Actually, the bill was for $929.79, based on an average consumption rate of 3,000 gallons a day, a rate that implied someone had spent the last three months continually flushing the toilet while the shower ran in Yerkes' home.

The $929 bill was not such a surprise, however, since the bill before that had been $476, also based on the 3,000-gallon-a-day rate.

"At first I thought it was a joke, a computer error. I called them up and they said they'd done it deliberately so they could get my attention," she said.
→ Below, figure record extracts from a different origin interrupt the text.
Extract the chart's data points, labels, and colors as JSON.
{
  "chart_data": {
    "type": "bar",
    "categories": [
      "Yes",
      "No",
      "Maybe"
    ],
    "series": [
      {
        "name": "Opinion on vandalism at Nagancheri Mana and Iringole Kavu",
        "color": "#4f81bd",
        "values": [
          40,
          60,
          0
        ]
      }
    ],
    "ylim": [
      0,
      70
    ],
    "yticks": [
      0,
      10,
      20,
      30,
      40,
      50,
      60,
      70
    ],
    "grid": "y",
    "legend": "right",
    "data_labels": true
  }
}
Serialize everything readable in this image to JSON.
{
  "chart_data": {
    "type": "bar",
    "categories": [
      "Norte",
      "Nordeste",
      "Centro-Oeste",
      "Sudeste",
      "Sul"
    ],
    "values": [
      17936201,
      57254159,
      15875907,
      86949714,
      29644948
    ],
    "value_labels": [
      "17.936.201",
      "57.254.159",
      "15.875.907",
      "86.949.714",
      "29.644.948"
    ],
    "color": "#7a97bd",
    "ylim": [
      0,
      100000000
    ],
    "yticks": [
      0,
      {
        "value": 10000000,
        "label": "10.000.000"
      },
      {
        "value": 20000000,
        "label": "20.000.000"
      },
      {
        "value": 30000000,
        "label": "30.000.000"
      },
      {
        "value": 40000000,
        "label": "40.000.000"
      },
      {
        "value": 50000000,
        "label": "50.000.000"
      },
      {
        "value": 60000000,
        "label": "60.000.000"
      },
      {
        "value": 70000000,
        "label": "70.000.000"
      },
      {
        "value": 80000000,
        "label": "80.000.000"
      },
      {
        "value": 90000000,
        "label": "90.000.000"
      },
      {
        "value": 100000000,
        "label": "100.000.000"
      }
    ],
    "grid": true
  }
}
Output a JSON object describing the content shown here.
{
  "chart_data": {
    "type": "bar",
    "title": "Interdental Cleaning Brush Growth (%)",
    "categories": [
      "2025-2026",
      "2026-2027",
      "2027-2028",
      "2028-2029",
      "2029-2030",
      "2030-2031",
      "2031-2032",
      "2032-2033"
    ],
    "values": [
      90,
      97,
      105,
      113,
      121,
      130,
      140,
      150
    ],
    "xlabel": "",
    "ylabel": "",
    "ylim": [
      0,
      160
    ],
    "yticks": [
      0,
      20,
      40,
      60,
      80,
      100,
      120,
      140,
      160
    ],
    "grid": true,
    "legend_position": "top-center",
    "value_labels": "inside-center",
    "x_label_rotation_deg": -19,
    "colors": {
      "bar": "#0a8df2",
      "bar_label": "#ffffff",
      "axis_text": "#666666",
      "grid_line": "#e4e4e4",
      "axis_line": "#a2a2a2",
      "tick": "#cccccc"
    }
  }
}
They got her attention. Yerkes fired off a two-page, typed letter to Montgomery County Executive James P. Gleason criticising the WSSC as a "politically controlled monopoly" that was "blackmailing" her. Gleason made the letter available to the press, and the WSSC had to explain its novel customer-relations policy.

"We've been trying to get inside her house for the last 10 months in order to make a direct reading from her (basement) meter," said WSSC spokesman Arthur P. Brigham.

Direct readings are needed for the WSSC's new billing system, and are far more precise than the estimated usage system the WSSC had been using for Yerkes since its last direct meter reading at her home in March 1967, Brigham said.

"We've sent her two letters, asking her to contact us, but she never has. There's no formula, it's just an exaggerated bill," Brigham added.

That is not exactly the way Yerkes, a single used of water, sees it. "I've never received any letters from them. This is just blackmail and intimidation. The proof of it is that they've used this system on other people and were successful with it," she said.

In the past nine months the WSSC has sent out attention-getter bills to the 200 of its 240,000 customers who have failed to respond to requests for direct meter readings, Brigham said. He added that payment was never expected for the $929 bill.

"She sent back those cards which you mark yourself to show the meter settings, but if we had billed her on the basis of the markings the bill would have been far higher than $900," he said.

Yerkes said she will contact the WSSC on Monday, but can't figure out why a meter reader would want to come into her house anyway.